We can figure out the JSON (or gRPC?) API as we go. The output would generally be an ATIP GeoJSON file, or the currently-evolving combined scheme GeoJSON format. Some endpoints would be:

- get one scheme + version
- get the latest version of a scheme
- update one scheme
- get all schemes combined (possibly filtering the results)
- submit/save a scheme
- submit/save edits

### Svelte / UI changes

We need to integrate whatever GDS auth layer. Talking to the backend may be trivial (`fetch` calls), or maybe we use something like websockets for saving commands while people edit.

We should be very careful to keep the existing ATIP pages (browsing authorities, editing a scheme, and browsing a bunch of combined schemes) able to be used **without** any of the backend and database this doc describes. The current file-based approach is very simple to deploy. There may be other users who don't want any sort of backend. So, we need to find a way to make the frontend changes agnostic to a backend (the current one being "local storage").

Similarly, whatever backend we develop will inevitably be coupled to ATE use cases, scheme metadata, etc. Making it generic to allow another org to someday deploy it is not high priority. All the same, we should future-proof this from the start by keeping all the backend code open source from the start, using Docker and Terraform and similar to provision cloud resources based on config that somebody could easily adjust. There will be exceptions (like GDS auth integration), but we should try to keep things reasonably modular.

### Syncing

Suppose somebody is editing an ATIP scheme. How often should the frontend save the changes to the cloud? Should this only happen when the user explicitly saves and submits a version of the scheme? Should we log every command/edit and stream those to a database with something like websockets?

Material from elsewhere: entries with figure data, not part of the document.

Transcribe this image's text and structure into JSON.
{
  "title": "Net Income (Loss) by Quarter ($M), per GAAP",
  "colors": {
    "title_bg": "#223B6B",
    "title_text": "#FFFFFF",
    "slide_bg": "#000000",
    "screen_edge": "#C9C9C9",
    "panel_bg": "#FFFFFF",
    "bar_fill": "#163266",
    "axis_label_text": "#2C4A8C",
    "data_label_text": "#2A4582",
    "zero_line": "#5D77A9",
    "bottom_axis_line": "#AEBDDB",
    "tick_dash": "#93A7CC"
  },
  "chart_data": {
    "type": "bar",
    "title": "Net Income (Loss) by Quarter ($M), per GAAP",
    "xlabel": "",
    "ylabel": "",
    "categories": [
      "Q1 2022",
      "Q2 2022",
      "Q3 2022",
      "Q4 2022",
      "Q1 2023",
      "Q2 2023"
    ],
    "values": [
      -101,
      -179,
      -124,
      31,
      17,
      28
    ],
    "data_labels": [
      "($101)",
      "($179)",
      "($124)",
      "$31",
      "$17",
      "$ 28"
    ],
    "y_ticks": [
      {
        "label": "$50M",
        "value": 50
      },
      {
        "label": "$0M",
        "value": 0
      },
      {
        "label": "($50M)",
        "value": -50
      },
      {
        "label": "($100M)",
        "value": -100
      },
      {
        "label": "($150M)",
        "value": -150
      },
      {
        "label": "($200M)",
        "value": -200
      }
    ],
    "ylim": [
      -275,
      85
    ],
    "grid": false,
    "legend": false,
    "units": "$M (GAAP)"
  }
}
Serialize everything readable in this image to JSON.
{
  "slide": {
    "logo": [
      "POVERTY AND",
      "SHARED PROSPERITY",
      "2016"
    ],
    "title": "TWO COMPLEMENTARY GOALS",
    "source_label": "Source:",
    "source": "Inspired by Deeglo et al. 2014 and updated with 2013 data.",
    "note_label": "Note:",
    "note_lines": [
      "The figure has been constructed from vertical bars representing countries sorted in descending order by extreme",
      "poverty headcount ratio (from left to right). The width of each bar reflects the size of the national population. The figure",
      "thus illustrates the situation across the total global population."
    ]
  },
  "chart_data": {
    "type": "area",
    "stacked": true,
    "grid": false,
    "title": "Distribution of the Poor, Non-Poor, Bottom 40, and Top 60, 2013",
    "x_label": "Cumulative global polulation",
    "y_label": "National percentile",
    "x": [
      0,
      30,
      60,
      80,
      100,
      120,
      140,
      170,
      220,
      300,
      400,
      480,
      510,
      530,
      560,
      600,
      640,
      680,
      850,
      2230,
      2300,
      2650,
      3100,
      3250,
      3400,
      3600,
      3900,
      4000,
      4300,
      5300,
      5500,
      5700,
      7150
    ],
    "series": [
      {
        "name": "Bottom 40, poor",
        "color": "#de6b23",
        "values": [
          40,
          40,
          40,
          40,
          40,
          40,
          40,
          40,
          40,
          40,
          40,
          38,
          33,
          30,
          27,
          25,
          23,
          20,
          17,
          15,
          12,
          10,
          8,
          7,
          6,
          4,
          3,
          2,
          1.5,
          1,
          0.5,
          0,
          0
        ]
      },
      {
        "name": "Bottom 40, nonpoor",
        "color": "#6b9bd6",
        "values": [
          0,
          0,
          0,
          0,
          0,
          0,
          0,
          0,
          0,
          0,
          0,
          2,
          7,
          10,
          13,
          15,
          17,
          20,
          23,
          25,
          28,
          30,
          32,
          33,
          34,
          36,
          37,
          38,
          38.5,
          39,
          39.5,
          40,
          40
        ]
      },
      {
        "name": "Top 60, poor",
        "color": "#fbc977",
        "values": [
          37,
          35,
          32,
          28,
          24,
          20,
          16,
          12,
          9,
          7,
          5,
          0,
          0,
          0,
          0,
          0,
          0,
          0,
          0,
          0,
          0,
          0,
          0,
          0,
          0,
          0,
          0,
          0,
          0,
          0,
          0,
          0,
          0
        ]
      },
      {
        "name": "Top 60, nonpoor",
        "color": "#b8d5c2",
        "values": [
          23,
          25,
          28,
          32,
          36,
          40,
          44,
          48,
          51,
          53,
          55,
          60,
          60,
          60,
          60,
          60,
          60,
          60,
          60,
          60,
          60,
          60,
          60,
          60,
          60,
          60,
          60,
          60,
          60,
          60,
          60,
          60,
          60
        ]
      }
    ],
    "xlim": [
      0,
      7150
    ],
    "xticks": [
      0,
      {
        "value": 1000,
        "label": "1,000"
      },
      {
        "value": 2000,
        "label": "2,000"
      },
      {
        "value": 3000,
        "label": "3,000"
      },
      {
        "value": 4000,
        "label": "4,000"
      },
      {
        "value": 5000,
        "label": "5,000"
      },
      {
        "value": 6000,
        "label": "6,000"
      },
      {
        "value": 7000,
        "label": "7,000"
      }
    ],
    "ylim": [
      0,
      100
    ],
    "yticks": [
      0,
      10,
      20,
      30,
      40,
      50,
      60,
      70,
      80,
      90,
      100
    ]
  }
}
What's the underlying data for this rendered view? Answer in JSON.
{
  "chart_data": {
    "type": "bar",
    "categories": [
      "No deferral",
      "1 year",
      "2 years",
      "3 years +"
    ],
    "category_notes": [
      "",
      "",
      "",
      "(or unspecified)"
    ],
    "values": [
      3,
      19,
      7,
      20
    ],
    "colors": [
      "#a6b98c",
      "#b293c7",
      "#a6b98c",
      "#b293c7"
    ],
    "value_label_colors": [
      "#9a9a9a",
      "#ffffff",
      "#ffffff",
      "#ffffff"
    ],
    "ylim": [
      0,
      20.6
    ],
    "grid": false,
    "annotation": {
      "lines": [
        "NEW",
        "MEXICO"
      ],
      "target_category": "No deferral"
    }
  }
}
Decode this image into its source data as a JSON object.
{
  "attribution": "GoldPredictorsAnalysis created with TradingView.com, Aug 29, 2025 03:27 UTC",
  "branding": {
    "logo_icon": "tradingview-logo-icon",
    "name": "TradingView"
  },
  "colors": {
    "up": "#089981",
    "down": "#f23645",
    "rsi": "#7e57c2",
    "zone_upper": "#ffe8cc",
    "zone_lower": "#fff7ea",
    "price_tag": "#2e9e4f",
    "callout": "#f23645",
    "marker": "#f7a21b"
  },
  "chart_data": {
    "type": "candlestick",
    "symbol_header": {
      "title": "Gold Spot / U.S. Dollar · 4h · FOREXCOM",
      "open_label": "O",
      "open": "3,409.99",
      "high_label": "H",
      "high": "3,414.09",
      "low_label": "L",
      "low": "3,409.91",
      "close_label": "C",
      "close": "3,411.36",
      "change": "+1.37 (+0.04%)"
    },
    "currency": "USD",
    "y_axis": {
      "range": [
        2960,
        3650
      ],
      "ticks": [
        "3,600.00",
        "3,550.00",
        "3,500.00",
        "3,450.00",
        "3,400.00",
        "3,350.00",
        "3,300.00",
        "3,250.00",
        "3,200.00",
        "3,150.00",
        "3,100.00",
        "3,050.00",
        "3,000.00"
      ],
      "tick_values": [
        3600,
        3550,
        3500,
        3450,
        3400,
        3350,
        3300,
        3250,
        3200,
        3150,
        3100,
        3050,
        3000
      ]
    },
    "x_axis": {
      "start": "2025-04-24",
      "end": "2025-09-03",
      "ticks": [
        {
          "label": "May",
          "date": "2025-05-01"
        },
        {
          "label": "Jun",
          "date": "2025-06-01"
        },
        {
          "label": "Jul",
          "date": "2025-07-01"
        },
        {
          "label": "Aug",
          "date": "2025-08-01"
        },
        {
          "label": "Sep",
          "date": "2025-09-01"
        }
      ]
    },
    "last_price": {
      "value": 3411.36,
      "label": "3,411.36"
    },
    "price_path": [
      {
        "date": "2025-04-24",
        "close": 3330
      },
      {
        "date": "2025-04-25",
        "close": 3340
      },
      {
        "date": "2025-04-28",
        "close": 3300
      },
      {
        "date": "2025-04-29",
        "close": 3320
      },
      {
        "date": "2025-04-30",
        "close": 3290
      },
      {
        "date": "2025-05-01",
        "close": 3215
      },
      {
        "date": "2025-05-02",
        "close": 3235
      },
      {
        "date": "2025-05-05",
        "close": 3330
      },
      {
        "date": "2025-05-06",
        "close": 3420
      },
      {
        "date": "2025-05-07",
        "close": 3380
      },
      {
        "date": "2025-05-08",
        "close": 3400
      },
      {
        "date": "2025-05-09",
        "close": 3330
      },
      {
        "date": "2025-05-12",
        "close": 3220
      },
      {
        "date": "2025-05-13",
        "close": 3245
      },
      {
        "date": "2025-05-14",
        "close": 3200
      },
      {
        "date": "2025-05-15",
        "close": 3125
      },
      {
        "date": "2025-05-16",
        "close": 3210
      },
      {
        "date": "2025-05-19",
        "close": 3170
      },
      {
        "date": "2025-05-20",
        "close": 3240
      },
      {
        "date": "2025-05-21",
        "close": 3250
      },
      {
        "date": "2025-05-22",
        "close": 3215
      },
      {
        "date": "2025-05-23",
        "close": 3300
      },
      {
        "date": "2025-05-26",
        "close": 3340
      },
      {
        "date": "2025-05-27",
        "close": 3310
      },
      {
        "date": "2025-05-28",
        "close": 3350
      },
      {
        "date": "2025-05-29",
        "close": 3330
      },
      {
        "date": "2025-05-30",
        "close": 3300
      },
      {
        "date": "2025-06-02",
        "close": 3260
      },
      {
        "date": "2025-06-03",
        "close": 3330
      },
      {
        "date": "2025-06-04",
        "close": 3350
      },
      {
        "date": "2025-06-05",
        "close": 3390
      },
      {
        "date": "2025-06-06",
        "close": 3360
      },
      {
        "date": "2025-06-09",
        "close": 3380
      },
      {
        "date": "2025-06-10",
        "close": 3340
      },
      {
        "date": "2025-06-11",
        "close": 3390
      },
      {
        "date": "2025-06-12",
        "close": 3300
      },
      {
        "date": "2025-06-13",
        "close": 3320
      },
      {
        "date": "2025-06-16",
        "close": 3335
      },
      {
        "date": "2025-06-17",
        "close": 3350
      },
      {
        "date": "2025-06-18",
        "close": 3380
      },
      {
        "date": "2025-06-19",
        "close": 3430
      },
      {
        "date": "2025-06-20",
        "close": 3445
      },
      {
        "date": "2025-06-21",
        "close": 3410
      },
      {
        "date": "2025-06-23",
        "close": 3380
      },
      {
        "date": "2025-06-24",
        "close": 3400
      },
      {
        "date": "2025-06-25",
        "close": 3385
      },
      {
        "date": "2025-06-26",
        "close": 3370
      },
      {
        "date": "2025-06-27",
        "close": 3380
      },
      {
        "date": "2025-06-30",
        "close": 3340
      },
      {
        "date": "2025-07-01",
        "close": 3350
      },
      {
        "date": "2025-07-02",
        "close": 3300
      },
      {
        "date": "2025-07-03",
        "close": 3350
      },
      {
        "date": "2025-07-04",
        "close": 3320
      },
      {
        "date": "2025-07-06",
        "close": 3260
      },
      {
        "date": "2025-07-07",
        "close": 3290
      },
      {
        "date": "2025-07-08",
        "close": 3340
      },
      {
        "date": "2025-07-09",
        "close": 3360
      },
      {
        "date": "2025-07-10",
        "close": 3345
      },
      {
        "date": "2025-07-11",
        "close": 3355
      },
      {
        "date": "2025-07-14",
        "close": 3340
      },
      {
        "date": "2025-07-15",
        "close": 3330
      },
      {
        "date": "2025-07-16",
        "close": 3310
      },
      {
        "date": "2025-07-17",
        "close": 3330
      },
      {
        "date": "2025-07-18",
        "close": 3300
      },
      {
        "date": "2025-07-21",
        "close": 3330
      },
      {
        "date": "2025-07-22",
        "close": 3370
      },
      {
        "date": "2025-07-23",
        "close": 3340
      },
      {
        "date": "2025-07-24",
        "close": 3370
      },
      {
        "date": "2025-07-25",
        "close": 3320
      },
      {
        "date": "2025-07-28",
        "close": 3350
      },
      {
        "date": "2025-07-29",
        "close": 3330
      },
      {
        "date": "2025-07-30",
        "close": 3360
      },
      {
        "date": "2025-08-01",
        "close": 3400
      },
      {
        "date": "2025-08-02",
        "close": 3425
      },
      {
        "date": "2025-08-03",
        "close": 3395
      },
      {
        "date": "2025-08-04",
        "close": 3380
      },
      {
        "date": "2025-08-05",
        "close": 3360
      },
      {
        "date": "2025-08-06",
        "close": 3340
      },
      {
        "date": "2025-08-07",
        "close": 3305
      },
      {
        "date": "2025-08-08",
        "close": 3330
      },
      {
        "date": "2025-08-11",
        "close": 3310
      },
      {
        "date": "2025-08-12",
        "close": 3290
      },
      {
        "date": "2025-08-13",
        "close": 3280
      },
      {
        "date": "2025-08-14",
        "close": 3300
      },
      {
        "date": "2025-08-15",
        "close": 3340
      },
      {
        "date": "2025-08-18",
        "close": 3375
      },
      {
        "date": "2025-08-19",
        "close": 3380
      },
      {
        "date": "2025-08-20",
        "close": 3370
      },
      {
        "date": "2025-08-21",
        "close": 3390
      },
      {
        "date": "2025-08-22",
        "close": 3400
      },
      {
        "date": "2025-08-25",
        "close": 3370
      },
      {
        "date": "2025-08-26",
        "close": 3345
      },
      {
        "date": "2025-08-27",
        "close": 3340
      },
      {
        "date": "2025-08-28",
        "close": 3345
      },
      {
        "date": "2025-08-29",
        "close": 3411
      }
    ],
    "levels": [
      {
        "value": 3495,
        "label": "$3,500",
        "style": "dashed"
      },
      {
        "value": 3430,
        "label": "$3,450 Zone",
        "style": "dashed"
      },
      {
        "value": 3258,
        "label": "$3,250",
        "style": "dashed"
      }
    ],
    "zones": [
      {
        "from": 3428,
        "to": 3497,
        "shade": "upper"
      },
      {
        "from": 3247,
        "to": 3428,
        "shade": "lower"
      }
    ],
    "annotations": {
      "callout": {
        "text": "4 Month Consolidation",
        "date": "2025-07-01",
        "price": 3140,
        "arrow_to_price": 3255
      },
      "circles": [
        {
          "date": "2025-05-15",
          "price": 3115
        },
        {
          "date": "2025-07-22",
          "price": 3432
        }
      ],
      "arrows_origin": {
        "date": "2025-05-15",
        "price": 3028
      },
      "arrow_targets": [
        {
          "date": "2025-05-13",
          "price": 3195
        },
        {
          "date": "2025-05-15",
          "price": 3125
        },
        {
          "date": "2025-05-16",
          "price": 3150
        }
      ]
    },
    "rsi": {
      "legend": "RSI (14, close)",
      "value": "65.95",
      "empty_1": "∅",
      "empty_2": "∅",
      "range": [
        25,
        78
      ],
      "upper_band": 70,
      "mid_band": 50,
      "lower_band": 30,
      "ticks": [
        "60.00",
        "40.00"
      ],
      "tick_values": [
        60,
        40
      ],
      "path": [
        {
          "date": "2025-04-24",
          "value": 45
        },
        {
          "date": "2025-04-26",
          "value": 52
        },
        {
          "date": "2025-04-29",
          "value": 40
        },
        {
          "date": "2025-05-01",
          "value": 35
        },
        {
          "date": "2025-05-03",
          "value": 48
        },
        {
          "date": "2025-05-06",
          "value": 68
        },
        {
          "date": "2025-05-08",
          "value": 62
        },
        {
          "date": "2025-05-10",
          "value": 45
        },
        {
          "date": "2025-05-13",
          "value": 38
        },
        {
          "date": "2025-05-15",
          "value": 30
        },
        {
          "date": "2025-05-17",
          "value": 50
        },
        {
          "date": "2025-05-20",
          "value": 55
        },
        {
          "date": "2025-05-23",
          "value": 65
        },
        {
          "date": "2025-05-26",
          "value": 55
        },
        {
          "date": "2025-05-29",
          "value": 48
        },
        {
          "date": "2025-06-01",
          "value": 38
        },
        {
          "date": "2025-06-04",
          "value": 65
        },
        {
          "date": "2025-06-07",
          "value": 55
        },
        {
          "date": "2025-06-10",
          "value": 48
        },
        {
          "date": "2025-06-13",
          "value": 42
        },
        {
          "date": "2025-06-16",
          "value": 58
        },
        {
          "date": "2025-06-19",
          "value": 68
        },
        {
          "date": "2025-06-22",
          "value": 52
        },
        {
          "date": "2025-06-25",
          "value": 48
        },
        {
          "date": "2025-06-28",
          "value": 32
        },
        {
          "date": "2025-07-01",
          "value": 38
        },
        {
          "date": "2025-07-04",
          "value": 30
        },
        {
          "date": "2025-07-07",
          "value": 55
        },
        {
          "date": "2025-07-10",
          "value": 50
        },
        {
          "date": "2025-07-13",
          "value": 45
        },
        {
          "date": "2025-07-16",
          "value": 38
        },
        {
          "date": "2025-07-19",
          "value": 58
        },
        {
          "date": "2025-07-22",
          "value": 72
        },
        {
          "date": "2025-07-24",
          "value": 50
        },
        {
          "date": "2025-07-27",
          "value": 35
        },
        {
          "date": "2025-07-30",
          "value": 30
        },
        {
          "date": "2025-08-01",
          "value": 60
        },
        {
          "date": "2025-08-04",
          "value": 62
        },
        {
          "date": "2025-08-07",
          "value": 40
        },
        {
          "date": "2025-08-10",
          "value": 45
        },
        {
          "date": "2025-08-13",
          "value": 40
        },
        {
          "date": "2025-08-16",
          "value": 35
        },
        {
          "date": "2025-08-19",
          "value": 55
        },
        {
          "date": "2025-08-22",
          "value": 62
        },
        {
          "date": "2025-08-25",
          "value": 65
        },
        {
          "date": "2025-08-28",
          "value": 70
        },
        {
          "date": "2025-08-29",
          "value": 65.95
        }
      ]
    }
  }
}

How should concurrent edits work? We do **not** want to take on the immense technical and design complexity of an app with real-time collaboration, like Google Docs or Felt or Figma, without very good reason. Can we ensure only one person from an authority is submitting a new version of some scheme at a time? Should we surface something in the UI to show the user currently editing a scheme? Can we come up with a robust UI and algorithm to diff two schemes and guide the user through resolving any conflicts, and make the user submitting a scheme second deal with any conflicts?

### IAM / permissions

I'm hoping the GDS auth system solves this for us. I would imagine we have, or can easily configure, groups of users and define some permissions in our API. Within an authority, there are read-only users and editors, who can submit a scheme. Within ATE, we have read-only data analysts, and inspectors who can write comments, but not directly modify a scheme.